Et comme c'est le cas avec plusieurs problèmes de santé, plus le diagnostic survient rapidement, plus la réadaptation commence tôt, meilleur sera le pronostic ― d'où l'intérêt d'une étude comme celle-ci qui pourrait permettre d'identifier encore plus rapidement non seulement les patients atteints d'un SDRC, mais ceux qui pourraient être plus susceptibles d'en souffrir après une chirurgie, par exemple.

En présence d'un patient qui vient de recevoir un diagnostic de SDRC, a dit la docteure Pinard, «si on était capable d'évaluer son risque de chronicité (...) on pourrait mettre toute la gomme, puis diriger nos ressources un peu plus au bon endroit».

«Ça ouvre plein de portes sur la manière dont on pourrait mieux comprendre cette maladie-là, a-t-elle estimé. Parce qu'au-delà du diagnostic, l'enjeu est de comprendre d'où ça vient et est-ce qu'on pourrait offrir un traitement plus spécifique?»

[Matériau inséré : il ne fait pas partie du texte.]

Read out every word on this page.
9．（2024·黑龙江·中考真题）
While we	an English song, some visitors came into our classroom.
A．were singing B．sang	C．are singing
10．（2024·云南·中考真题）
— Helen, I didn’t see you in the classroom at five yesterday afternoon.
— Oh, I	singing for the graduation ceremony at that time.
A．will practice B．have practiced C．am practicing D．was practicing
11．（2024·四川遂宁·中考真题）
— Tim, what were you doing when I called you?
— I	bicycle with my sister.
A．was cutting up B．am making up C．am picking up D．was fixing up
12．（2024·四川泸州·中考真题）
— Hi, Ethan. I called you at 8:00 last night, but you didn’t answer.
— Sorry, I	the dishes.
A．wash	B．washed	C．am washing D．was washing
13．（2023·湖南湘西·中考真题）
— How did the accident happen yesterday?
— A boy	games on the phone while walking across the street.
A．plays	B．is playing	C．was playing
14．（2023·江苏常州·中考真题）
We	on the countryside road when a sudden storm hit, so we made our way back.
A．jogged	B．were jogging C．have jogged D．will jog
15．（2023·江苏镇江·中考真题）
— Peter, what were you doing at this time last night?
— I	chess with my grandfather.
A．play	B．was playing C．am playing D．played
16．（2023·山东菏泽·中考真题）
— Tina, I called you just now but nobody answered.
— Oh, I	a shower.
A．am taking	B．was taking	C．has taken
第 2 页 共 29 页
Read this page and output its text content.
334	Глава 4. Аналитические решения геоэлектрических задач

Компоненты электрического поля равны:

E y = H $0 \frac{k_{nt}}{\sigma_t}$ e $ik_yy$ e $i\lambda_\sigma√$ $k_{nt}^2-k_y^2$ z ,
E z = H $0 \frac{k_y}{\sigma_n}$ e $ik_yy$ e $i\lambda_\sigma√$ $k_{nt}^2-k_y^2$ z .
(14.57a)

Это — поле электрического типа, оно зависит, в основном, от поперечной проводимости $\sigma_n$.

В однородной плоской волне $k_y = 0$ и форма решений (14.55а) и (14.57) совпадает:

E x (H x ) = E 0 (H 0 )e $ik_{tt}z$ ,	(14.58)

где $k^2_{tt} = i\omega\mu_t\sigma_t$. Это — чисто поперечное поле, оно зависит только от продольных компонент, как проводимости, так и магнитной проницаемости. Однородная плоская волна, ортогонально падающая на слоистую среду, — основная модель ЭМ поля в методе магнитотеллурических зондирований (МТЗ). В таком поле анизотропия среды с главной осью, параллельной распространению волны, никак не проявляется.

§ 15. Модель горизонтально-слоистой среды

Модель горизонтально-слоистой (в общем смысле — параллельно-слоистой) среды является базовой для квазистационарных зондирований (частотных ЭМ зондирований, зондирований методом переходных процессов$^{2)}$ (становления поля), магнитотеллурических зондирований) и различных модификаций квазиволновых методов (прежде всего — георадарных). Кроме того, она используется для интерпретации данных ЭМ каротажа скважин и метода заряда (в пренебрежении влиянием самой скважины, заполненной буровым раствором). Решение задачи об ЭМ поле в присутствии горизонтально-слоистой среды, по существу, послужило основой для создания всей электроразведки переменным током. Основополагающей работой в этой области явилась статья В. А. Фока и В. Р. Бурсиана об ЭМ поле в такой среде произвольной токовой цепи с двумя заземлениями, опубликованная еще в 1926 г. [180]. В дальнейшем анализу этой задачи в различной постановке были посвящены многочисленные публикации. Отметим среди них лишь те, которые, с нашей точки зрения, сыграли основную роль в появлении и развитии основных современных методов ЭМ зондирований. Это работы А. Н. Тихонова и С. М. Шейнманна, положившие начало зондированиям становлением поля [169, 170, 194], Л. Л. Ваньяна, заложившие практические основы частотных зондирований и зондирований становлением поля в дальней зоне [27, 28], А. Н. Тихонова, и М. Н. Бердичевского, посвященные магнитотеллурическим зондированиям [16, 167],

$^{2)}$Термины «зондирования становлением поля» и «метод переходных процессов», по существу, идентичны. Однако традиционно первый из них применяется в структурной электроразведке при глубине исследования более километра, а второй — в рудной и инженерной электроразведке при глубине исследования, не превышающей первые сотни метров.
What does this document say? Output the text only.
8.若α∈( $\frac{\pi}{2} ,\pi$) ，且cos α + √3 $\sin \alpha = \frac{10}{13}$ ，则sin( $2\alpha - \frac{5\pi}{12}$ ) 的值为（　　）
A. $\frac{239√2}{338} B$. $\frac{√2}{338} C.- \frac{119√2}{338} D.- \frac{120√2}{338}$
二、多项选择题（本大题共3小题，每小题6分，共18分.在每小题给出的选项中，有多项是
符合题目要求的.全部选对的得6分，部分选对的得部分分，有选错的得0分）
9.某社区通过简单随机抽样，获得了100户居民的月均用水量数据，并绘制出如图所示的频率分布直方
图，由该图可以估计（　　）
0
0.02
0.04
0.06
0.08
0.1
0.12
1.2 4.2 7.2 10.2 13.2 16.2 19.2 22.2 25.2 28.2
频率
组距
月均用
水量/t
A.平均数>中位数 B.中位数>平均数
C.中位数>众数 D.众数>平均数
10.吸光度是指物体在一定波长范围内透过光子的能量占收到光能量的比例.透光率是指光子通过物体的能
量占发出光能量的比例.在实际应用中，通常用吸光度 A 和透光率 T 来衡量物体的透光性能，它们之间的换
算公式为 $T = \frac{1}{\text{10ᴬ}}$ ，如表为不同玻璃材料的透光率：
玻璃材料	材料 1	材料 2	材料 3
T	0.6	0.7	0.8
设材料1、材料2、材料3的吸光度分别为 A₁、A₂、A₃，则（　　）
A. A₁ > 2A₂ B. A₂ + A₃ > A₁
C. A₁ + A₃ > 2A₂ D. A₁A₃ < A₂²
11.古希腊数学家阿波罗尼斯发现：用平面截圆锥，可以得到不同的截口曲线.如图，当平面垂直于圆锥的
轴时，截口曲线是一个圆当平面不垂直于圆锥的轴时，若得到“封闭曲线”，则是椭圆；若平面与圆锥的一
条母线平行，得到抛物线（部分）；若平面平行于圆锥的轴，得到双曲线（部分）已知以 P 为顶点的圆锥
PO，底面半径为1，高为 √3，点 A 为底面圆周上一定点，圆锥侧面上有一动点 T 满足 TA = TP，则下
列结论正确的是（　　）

Cela étant dit, prévient-elle, d'autres études seront nécessaires pour déterminer si la signature microbiomique du SDRC est une cause ou une conséquence de la maladie. En d'autres mots, cette signature était-elle présente avant l'apparition de la maladie, ou s'est-elle concrétisée après?

D'autant plus, souligne la docteure Pinard, que certains des patients étudiés dans le cadre de cette recherche souffraient d'un SDRC depuis plusieurs années.

«Ce serait intéressant de refaire la même étude avec des gens qui ont un diagnostic très récent», a-t-elle conclu.

On estime que le SDRC touche entre 400 000 et 2,1 millions de personnes dans le monde.

Les conclusions de cette étude ont été publiées par le journal médical Anesthesiology.